Login Duration

What is the default login duration when NOT selecting "remember me"?

In my login() function in LoginForm model, I have the following:


if($this->_identity->errorCode===UserIdentity::ERROR_NONE)

{

	$duration=$this->rememberMe ? 3600*24*30 : 0; // 30 days

	Yii::app()->user->login($this->_identity, $duration);

	return true;

}

So I assume from this that if I do not choose "remember me" then the login duration is 0 days, i.e. it will not keep me logged in when the browser is closed. However I am finding that it does keep me logged in. I am using Firefox 3.6 on Windows 7.

I have ‘allowAutoLogin’=>true, in main.php, however I am using the login system for a module and not the site.

I think that is a question of browser.

The cookie Yii send the browser is marked for be valid only in this session, maybe the browser is saving the cookie even if you close and reopen the browser.

When you choose remember me, another cookie will be sent, valid for a month. Note that for the server is impossible to know if the browser was closed or not, if he is sending a valid cookie.

Hmmm not sure. How can I test this?

The thing is I normally have my Yii site open in a tab, as well as some other tabs.
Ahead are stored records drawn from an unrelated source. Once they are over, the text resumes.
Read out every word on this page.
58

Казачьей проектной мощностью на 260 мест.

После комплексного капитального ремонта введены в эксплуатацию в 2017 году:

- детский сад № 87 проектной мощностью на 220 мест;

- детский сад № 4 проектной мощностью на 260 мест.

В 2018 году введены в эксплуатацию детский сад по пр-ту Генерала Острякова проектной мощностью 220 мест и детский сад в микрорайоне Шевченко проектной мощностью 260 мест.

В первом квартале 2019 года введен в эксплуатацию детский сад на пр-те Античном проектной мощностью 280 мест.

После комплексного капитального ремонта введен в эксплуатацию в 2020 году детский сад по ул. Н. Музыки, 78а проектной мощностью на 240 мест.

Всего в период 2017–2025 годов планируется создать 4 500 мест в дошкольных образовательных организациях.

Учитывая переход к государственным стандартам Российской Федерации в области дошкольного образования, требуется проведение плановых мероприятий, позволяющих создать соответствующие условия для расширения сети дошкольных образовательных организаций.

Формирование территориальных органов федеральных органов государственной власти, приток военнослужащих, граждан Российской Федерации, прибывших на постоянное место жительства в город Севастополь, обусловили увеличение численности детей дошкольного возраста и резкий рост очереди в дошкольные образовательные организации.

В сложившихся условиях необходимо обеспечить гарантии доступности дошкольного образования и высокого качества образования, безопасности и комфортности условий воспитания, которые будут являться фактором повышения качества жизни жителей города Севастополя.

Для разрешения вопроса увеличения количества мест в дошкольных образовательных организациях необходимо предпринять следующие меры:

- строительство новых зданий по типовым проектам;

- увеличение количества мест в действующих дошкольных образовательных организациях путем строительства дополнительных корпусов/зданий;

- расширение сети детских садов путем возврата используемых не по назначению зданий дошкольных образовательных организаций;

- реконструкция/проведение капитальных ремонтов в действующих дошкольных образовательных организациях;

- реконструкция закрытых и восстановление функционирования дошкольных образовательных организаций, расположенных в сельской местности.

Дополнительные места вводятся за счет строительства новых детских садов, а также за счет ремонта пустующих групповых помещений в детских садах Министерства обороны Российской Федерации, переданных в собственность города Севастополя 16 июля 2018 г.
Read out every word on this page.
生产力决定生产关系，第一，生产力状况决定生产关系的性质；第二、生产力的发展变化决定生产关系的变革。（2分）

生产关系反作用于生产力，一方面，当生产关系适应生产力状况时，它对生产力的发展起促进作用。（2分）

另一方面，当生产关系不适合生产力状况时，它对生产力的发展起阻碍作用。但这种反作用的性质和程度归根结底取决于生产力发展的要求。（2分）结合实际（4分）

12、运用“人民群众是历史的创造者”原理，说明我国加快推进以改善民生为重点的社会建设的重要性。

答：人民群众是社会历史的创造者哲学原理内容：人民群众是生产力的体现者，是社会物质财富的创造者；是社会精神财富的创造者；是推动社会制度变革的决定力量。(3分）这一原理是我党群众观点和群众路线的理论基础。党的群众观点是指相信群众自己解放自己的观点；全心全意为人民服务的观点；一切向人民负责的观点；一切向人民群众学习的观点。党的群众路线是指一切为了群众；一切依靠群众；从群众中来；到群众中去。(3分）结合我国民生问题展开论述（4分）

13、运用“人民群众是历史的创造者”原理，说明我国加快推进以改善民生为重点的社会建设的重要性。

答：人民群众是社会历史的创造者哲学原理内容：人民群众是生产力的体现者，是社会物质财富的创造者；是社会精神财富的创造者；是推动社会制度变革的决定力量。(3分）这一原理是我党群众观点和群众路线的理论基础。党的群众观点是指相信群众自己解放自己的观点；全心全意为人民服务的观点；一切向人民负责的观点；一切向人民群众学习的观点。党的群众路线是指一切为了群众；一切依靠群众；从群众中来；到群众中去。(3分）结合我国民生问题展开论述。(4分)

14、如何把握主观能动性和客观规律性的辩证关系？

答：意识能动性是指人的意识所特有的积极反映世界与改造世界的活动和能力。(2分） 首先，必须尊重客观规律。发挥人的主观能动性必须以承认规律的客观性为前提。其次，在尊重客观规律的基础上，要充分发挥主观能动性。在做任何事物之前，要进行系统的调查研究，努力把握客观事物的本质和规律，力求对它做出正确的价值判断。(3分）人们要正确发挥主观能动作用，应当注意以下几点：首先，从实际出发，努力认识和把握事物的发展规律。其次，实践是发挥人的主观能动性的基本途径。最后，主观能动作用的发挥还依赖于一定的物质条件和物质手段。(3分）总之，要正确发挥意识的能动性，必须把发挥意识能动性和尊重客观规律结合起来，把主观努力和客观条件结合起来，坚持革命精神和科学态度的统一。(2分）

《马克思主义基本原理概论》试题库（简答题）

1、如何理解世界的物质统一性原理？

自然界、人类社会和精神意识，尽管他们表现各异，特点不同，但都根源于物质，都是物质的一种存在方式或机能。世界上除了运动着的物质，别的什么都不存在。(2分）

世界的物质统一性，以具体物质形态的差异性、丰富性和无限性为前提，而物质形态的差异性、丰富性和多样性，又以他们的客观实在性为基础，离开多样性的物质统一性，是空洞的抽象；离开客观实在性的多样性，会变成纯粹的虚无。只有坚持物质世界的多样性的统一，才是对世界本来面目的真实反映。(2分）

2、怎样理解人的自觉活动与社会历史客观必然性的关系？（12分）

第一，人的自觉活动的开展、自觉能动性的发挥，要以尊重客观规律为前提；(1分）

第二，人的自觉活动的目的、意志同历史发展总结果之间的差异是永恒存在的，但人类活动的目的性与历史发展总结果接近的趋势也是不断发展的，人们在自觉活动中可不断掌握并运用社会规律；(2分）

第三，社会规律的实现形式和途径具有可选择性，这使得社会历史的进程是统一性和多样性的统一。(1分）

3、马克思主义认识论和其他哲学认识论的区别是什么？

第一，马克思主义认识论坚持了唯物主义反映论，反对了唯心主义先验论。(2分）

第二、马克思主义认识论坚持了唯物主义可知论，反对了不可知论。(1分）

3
At the end of the day I close the browser which saves all the open tabs.

When I open open up the browser the next day my Yii site is still logged in but some other sites are logged out.

You can check with right click on the tab, then information about page, choose the tab safety and then check the cookies

OK I’ve tested this in Safari, which does not save the tab session. It works as expected in Safari, so the “problem” is probably due to the fact that the “browser session” data is being saved when I exit Firefox.

Maybe you have some plugin installed that causes this problem. At least it’s not the default behavior of Firefox (or any other browser).

and your php.ini?

check the: session.cookie_lifetime

My experience is, that FF does not delete these cookies when you close the browser, even if their lifetime is listed as "Until the end of this session". In fact, as a long time FF user i was quite suprised when i first heard about "the user session ends when you close the browser" as i never saw this happening for me.

If I go to http://www.yiiframework.com/extensions/, login, then close browser and reopen the site, I’m logged out. You still logged in? I use Firefox as well.

That’s right, i’m still logged in. Could it be my privacy settings in FF?

I’m still searching because I remember i’ve discussed this with Qiang some years ago, but can’t remember what we found out.

That’s strange. I can’t imagine privacy settings/plugins are the cause of it? Because privacy would more likely mean to delete all cookies when browser session ends I guess.

Also when you check the Firefox privacy options you can see something like:

Accept 3rd party cookie? * yes, until not valid anymore * yes, until browser closes * Ask me

So there is no inbuild setting to keep cookies.

Aha, getting closer: It has to do with FF’s “session restore” feature, which is actually a tab restore feature. But it also keeps the session cookies:

http://stackoverflow.com/questions/777767/firefox-session-cookies

https://bugzilla.mozilla.org/show_bug.cgi?id=443354

Yes Mike, that’s right. The “browser session”, i.e. the tab history gets saved when you exit Firefox (depending on whether you enabled that feature or not).

In my opinion, I think if "remember me" option is not selected then the user should be logged in based on a TIME period, for example 2 or 5 hours.

Okay that makes sense.

Mike I guess you did this: 844

ff.png

You can restore the window by switching on the second checkbox in the Tab-settings. If you uncheck it again, you won’t get any notices when exiting (and nothing gets restored ever, unless ff crashes).

I don’t remember. I’ve used an extension called Session-Manager for a long time. Some day most of it’s features were integrated into FF and i don’t know wether it takes over the old settings. Anyway…

What we should learn: Never take for granted, that the user session ends when the user closes his browser window!